Os BI surgiram como parte de uma nova arquitetura universitária, o regime de ciclos. Este arranjo institucional já implantado no sistema educacional estadunidense e europeu, visa promover uma educação geral em primeiro ciclo evitando assim a profissionalização precoce, estimulando a formação interdisciplinar e o enriquecimento cultural dos estudantes. Após esta primeira etapa de formação os estudantes se direcionam para a formação profissionalizante (segundo ciclo) e/ou à pós-graduação (terceiro ciclo) (Santos & Almeida Filho, 2012).
A Universidade Federal da Bahia (UFBA) apresentou uma proposta ao REUNI, mas não conseguiu a implantação do regime de ciclos para toda instituição. A proposta inicial, na qual o BI era a única forma de acesso ao ensino universitário não foi aceita pela comunidade e com isso criou-se uma nova unidade acadêmica, o Instituto de Humanidades, Artes e Ciências (IHAC) que abriga os BI ofertados em quatro áreas do conhecimento: Artes, Ciência & Tecnologia, Humanidades e Saúde. A formação nos BI privilegia a flexibilidade curricular, a construção da autonomia e a articulação dos saberes, sendo que dois terços da sua matriz curricular é formada por Componentes Curriculares (CC) que são de escolha dos estudantes (Pimentel, Rubim, Bastos, Embiruçu, Marinho, Nery, Pontes & Almeida Filho, 2008).
Após a formação geral há um processo seletivo interno no qual 20% das vagas dos cursos tradicionais são reservadas para os egressos dos BI. A migração dos BI para os cursos tradicionais é baseado no coeficiente de rendimento dos estudantes (UFBA,2008).
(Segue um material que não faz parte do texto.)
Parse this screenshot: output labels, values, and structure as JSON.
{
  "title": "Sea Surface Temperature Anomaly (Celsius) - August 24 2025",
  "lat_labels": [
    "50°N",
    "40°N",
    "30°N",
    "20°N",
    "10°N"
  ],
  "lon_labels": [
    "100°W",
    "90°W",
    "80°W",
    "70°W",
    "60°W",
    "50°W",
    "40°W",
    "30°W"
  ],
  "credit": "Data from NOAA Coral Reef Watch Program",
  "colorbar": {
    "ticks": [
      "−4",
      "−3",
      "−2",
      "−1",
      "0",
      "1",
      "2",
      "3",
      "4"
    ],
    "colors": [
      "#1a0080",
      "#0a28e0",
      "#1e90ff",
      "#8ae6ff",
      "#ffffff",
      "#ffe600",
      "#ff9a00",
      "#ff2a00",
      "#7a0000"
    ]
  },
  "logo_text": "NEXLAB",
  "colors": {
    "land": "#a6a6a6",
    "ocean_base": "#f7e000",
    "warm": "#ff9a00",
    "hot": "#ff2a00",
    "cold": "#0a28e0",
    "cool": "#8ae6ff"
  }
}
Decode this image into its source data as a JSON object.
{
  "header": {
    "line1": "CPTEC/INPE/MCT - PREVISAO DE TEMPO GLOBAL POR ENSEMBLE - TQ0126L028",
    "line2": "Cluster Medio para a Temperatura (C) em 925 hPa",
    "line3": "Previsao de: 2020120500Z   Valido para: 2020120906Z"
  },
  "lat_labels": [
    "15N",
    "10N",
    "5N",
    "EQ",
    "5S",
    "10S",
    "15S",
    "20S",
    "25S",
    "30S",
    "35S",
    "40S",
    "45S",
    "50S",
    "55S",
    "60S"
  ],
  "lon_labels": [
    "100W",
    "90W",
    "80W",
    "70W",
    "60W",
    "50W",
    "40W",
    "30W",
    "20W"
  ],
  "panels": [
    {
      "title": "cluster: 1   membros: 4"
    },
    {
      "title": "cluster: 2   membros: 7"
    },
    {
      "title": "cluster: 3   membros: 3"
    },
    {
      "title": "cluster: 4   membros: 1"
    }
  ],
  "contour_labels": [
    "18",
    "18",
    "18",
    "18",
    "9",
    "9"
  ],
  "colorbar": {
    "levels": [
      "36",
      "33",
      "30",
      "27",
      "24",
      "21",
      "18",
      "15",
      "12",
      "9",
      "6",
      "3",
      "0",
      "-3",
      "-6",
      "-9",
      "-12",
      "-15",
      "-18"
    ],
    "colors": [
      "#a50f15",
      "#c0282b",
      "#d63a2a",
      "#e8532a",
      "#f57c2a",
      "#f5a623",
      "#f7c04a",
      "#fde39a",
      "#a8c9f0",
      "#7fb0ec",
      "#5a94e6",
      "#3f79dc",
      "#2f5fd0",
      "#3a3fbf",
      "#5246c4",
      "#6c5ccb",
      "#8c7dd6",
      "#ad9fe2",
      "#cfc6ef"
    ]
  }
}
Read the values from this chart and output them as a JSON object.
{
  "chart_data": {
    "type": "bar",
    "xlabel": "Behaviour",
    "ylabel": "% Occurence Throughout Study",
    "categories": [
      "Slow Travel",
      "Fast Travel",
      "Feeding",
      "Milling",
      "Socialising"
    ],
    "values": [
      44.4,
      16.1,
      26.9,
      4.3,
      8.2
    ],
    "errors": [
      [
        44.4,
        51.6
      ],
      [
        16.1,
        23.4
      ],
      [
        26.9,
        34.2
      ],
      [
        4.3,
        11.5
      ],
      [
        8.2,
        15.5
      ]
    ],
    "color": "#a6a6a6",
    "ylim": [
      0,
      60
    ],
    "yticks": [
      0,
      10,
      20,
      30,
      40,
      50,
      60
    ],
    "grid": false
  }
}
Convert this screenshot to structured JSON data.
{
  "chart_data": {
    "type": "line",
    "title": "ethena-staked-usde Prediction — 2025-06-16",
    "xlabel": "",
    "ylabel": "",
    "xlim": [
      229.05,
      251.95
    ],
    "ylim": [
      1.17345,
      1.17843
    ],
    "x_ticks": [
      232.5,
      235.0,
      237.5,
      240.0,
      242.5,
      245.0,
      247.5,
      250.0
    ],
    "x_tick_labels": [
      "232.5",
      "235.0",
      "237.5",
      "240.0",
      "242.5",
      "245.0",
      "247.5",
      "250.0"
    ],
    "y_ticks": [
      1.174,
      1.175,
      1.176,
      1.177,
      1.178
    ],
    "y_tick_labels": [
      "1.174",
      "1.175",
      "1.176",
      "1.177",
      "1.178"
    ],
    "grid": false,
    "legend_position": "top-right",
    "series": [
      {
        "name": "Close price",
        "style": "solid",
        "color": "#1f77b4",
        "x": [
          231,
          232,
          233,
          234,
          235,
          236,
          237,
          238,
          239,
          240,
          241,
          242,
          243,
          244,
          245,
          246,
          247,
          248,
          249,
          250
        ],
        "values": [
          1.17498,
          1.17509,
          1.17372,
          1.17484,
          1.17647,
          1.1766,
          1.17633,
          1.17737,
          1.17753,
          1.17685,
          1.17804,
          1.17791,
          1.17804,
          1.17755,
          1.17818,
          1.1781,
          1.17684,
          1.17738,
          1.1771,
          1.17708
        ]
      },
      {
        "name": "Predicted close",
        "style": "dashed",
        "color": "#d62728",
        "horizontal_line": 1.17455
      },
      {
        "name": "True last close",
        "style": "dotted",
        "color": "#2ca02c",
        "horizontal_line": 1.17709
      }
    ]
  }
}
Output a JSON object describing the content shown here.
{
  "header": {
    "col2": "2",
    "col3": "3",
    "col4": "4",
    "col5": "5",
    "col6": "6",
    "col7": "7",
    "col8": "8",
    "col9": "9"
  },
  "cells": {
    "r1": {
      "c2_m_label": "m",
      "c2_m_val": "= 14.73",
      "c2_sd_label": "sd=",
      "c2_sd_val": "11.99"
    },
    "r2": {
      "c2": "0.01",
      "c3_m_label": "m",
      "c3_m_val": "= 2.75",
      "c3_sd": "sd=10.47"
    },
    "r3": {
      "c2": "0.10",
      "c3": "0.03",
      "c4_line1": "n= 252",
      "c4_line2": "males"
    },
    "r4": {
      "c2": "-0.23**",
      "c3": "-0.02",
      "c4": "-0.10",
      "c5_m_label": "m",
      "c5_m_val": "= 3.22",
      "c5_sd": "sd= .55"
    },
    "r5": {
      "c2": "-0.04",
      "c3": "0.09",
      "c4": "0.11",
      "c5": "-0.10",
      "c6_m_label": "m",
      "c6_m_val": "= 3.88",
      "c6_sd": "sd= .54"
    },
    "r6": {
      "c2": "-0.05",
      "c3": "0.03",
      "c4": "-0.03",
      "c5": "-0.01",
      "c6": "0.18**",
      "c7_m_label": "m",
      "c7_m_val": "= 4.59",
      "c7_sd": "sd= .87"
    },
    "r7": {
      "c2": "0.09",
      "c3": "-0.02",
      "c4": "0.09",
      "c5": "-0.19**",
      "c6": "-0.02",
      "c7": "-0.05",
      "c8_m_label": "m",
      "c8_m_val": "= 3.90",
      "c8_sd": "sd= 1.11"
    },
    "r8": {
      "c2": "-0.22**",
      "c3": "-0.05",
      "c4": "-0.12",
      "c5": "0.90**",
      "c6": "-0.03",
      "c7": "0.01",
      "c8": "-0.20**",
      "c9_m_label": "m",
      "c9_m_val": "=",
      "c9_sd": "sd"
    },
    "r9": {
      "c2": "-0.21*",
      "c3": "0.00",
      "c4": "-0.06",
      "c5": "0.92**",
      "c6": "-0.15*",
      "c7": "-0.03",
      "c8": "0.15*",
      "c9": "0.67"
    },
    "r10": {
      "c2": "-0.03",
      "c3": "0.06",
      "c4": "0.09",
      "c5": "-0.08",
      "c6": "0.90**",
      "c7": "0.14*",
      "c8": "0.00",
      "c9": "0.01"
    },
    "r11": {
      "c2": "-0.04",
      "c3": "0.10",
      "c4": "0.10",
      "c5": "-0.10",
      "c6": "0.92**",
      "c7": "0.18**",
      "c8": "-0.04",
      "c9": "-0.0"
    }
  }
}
Desde o ingresso das primeiras turmas em 2009 até 2018, 2.804 estudantes já concluíram os BI e 86% continuaram seus estudos no 2ºciclo de formação, nos chamados Cursos de Progressão Linear (CPL), os cursos tradicionais da UFBA (IHAC, 2018).
A experiência do regime de ciclos tem provocado interesse de pesquisadores que indicam em seus estudos as dificuldades institucionais e burocráticas que os BI têm enfrentado na UFBA, seja com os sistemas de informação que creditam e integralizam os currículos da universidade assim como a dificuldade do IHAC em de garantir vagas em CC dos demais institutos (Almeida,2018; Lima, Coutinho, Freitas, Dahia, Amazonas & Alencar, 2015). Além disso, estudos com os ingressantes tem apontado que uma das principais motivações da escolha pelos BI é a possibilidade de acessar os cursos tradicionais no 2ºciclo, principalmente aqueles de alto prestígio como Direito, Engenharias, Odontologia e Medicina. No caso do Bacharelado Interdisciplinar em Saúde (BIS), foco da presente investigação, isso tem apresentado para a instituição situações de grande complexidade, sejam eles de natureza relacional entre os estudantes ou jurídicos, ambos relacionados com a disputa por uma vaga em Medicina no 2ºciclo de formação (Véras & Baptista, 2019).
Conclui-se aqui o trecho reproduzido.